DECLARE @Name SYSNAME, @Pets NVARCHAR(MAX); DECLARE @t TABLE(Name SYSNAME, Pet SYSNAME, Pets NVARCHAR(MAX), PRIMARY KEY (Name, Pet)); INSERT @t(Name, Pet) SELECT Name, Pet FROM dbo.FamilyMemberPets ORDER BY Name, Pet; UPDATE @t SET @Pets = Pets = COALESCE( CASE COALESCE(@Name, N'') WHEN Name THEN @Pets + N', ' + Pet ELSE Pet END, N''), @Name = Name; SELECT Name, Pets = MAX(Pets) FROM @t GROUP BY Name ORDER BY Name;
FOR XML PATH
Quite easily my preferred method, at least in part because it is the only way to *guarantee* order without using a cursor or CLR. That said, this is a very raw version that fails to address a couple of other inherent problems I will discuss further on:
SELECT Name, Pets = STUFF((SELECT N', ' + Pet FROM dbo.FamilyMemberPets AS p2 WHERE p2.name = p.name ORDER BY Pet FOR XML PATH(N'')), 1, 2, N'') FROM dbo.FamilyMemberPets AS p GROUP BY Name ORDER BY Name;
I've seen a lot of people mistakenly assume that the new
CONCAT() function introduced in SQL Server 2012 was the answer to these feature requests. That function is only meant to operate against columns or variables in a single row; it cannot be used to concatenate values across rows.
More on FOR XML PATH
FOR XML PATH('') on its own is not good enough – it has known problems with XML entitization. For example, if you update one of the pet names to include an HTML bracket or an ampersand:
UPDATE dbo.FamilyMemberPets SET Pet = N'Qui>gle&y' WHERE Pet = N'Quigley';
These get translated to XML-safe entities somewhere along the way:
So I always use
PATH, TYPE).value(), as follows:
SELECT Name, Pets = STUFF((SELECT N', ' + Pet FROM dbo.FamilyMemberPets AS p2 WHERE p2.name = p.name ORDER BY Pet FOR XML PATH(N''), TYPE).value(N'.', N'nvarchar(max)'), 1, 2, N'') FROM dbo.FamilyMemberPets AS p GROUP BY Name ORDER BY Name;
I also always use
NVARCHAR, because you never know when some underlying column will contain Unicode (or later be changed to do so).
You may see the following varieties inside
.value(), or even others:
... TYPE).value(N'.', ... ... TYPE).value(N'(./text())', ...

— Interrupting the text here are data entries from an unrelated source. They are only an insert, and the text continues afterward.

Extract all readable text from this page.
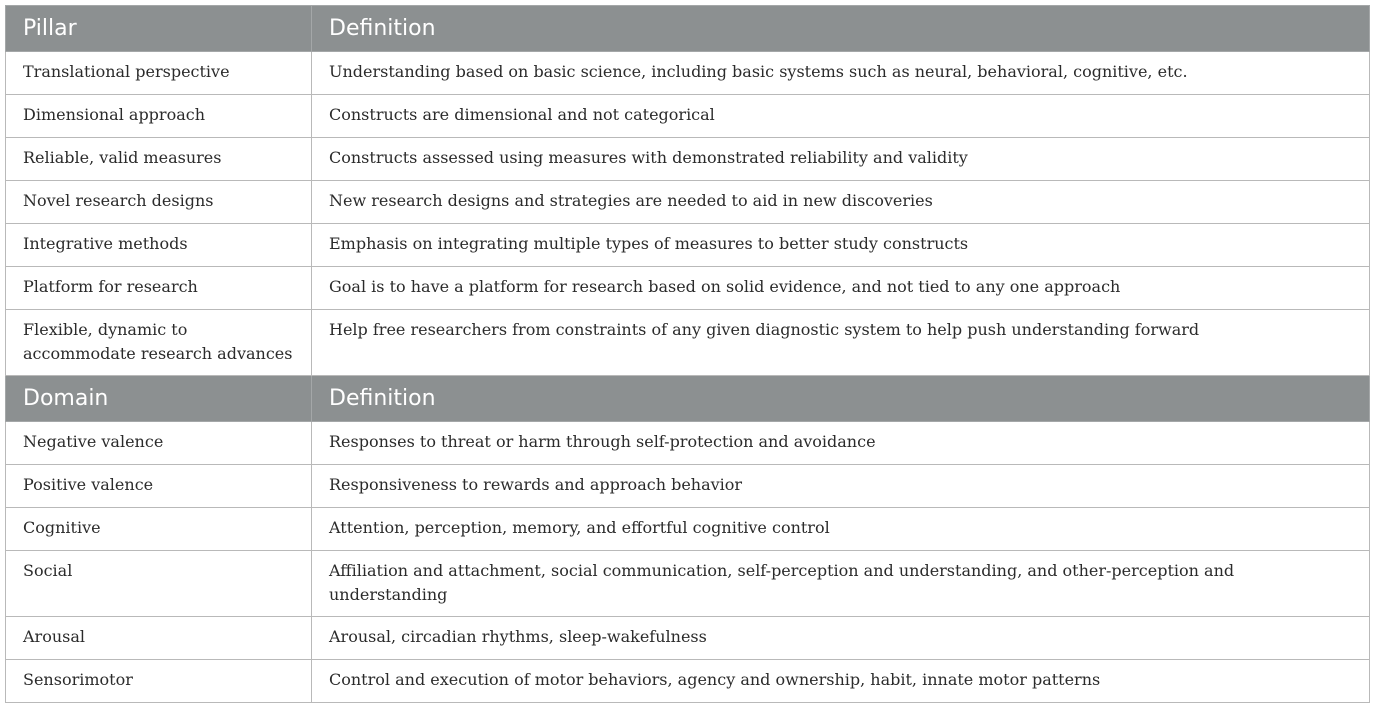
Pillar	Definition
Translational perspective	Understanding based on basic science, including basic systems such as neural, behavioral, cognitive, etc.
Dimensional approach	Constructs are dimensional and not categorical
Reliable, valid measures	Constructs assessed using measures with demonstrated reliability and validity
Novel research designs	New research designs and strategies are needed to aid in new discoveries
Integrative methods	Emphasis on integrating multiple types of measures to better study constructs
Platform for research	Goal is to have a platform for research based on solid evidence, and not tied to any one approach
Flexible, dynamic to accommodate research advances	Help free researchers from constraints of any given diagnostic system to help push understanding forward
Domain	Definition
Negative valence	Responses to threat or harm through self-protection and avoidance
Positive valence	Responsiveness to rewards and approach behavior
Cognitive	Attention, perception, memory, and effortful cognitive control
Social	Affiliation and attachment, social communication, self-perception and understanding, and other-perception and understanding
Arousal	Arousal, circadian rhythms, sleep-wakefulness
Sensorimotor	Control and execution of motor behaviors, agency and ownership, habit, innate motor patterns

These are interchangeable, all ultimately representing the same string; the performance differences between them (more below) were negligible and possibly completely nondeterministic.
Another issue you may come across is certain ASCII characters that are not possible to represent in XML; for example, if the string contains the character
CHAR(26)), you will get this error message:
FOR XML could not serialize the data for node 'NoName' because it contains a character (0x001A) which is not allowed in XML. To retrieve this data using FOR XML, convert it to binary, varbinary or image data type and use the BINARY BASE64 directive.
This seems pretty complicated to me, but hopefully you don't have to worry about it because you're not storing data like this or at least you're not trying to use it in grouped concatenation. If you are, you may have to fall back to one of the other approaches.
The above sample data makes it easy to prove that these methods all do what we expect, but it is hard to compare them meaningfully. So I populated the table with a much larger set:
TRUNCATE TABLE dbo.FamilyMemberPets; INSERT dbo.FamilyMemberPets(Name,Pet) SELECT o.name, c.name FROM sys.all_objects AS o INNER JOIN sys.all_columns AS c ON o.[object_id] = c.[object_id] ORDER BY o.name, c.name;
For me, this was 575 objects, with 7,080 total rows; the widest object had 142 columns. Now again, admittedly, I did not set out to compare every single approach conceived in the history of SQL Server; just the few highlights I posted above. Here were the results:
You may notice a couple of contenders missing; the UDF using
DISTINCT and the recursive CTE were so off the charts that they would skew the scale. Here are the results of all seven approaches in tabular form:
|FOR XML PATH||108.58|
|UDF (GROUP BY)||452.67|
Average duration, in milliseconds, for all approaches
Also note that the variations on
FOR XML PATH were tested independently but showed very minor differences so I just combined them for the average. If you really want to know, the
. notation worked out fastest in my tests; YMMV.
If you are not in a shop where CLR is a roadblock in any way, and especially if you're not just dealing with simple names or other strings, you should definitely consider the CodePlex project. Don't try and re-invent the wheel, don't try unintuitive tricks and hacks to make
CROSS APPLY or other constructs work just a little faster than the non-CLR approaches above. Just take what works and plug it in. And heck, since you get the source code too, you can improve upon it or extend it if you like.
If CLR is an issue, then
FOR XML PATH is likely your best option, but you'll still need to watch out for tricky characters. If you are stuck on SQL Server 2000, your only feasible option is the UDF (or similar code not wrapped in a UDF).
A couple of things I want to explore in a follow-on post: removing duplicates from the list, ordering the list by something other than the value itself, cases where putting any of these approaches into a UDF can be painful, and practical use cases for this functionality.